Results: Of the patients included in the analyses: 659 (46.6%) had cardiac involvement, 523 (38.0%) endorsed depression, 673 (48.6%) endorsed anxiety, and 707 (51.1%) had RE. Patients with cardiac involvement (odds ratio [OR] = 1.31, 95% confidence interval [CI] = 1.05-1.63) and smokers (OR=1.27, CI=1.01-1.59) had significantly greater odds of endorsing symptoms of depression. Men (OR=0.73, CI=0.58-0.90) had significantly lower odds of reporting symptoms of anxiety, while patients with cardiac involvement (OR=1.26, CI=1.02-1.56) and smokers (OR=1.30, CI=1.04-1.62) had significantly increased odds of reporting symptoms of anxiety. Age ≥ 65 years was the only significant predictor of RE (OR=1.44, CI=1.16-1.79).
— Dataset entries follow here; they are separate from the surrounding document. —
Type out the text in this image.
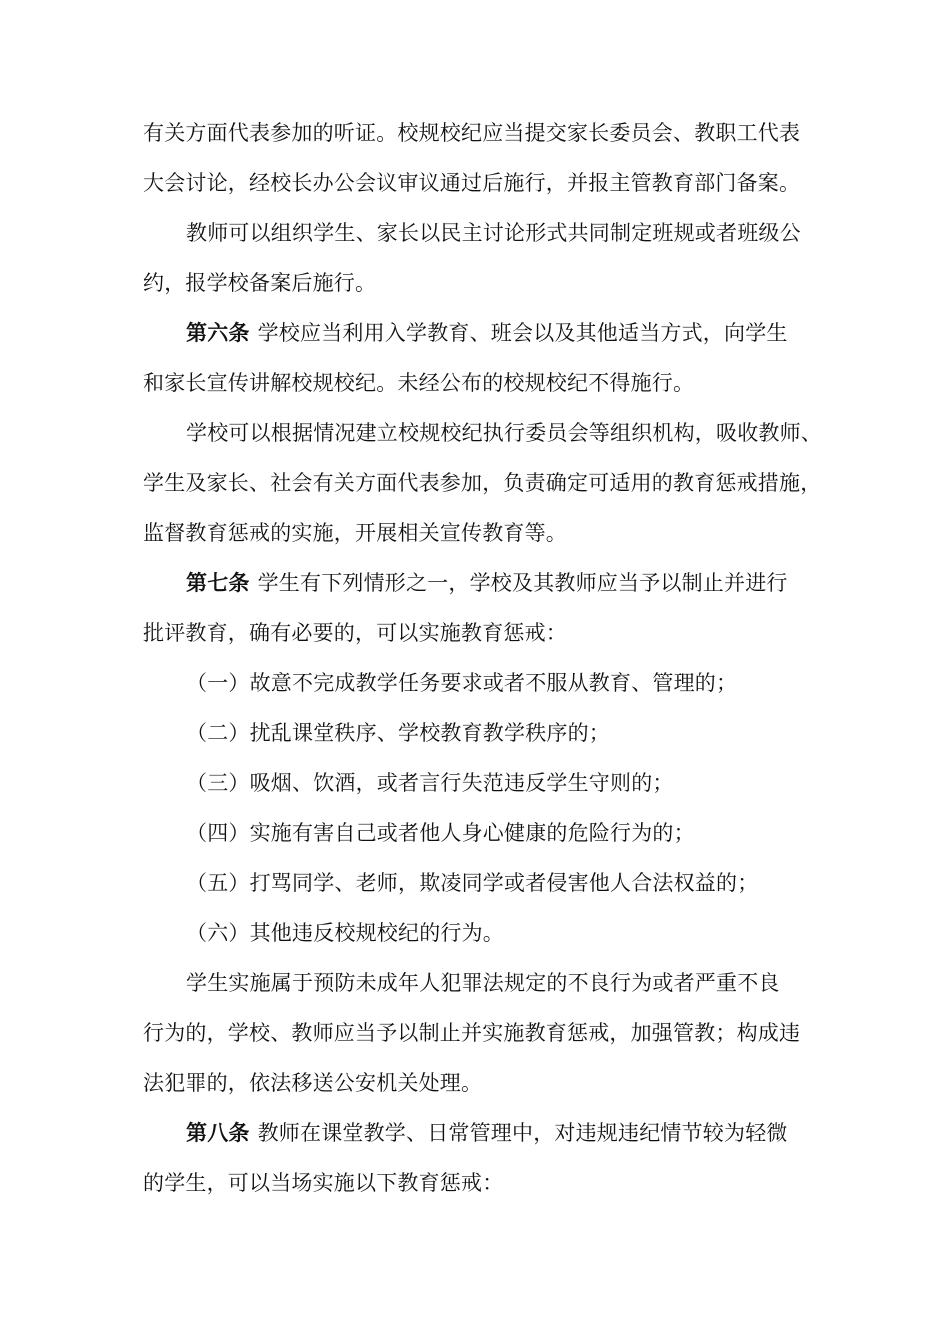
有关方面代表参加的听证。校规校纪应当提交家长委员会、教职工代表
大会讨论，经校长办公会议审议通过后施行，并报主管教育部门备案。
教师可以组织学生、家长以民主讨论形式共同制定班规或者班级公
约，报学校备案后施行。
第六条 学校应当利用入学教育、班会以及其他适当方式，向学生
和家长宣传讲解校规校纪。未经公布的校规校纪不得施行。
学校可以根据情况建立校规校纪执行委员会等组织机构，吸收教师、
学生及家长、社会有关方面代表参加，负责确定可适用的教育惩戒措施，
监督教育惩戒的实施，开展相关宣传教育等。
第七条 学生有下列情形之一，学校及其教师应当予以制止并进行
批评教育，确有必要的，可以实施教育惩戒：
（一）故意不完成教学任务要求或者不服从教育、管理的；
（二）扰乱课堂秩序、学校教育教学秩序的；
（三）吸烟、饮酒，或者言行失范违反学生守则的；
（四）实施有害自己或者他人身心健康的危险行为的；
（五）打骂同学、老师，欺凌同学或者侵害他人合法权益的；
（六）其他违反校规校纪的行为。
学生实施属于预防未成年人犯罪法规定的不良行为或者严重不良
行为的，学校、教师应当予以制止并实施教育惩戒，加强管教；构成违
法犯罪的，依法移送公安机关处理。
第八条 教师在课堂教学、日常管理中，对违规违纪情节较为轻微
的学生，可以当场实施以下教育惩戒：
Conclusions: Depression and anxiety symptoms are common among patients with AL amyloidosis and also may have an adverse impact on daily functioning. After controlling for relevant demographic factors, patients with AL amyloidosis and cardiac involvement have greater odds of reporting symptoms of depression and anxiety. Limitations include extrapolating measures of depression and anxiety from a quality of life assessment and not exploring the impact of clinical severity of disease or comorbidities on these symptoms. Further research is needed to study the clinical impact on the treatment and well-being from these experiences of depression and anxiety commonly faced in AL amyloidosis. Indeed, these symptoms of clinical illness – depression and anxiety – can be significant comorbidities that require further attention as part of overall patient care.

Disclosures: No relevant conflicts of interest to declare.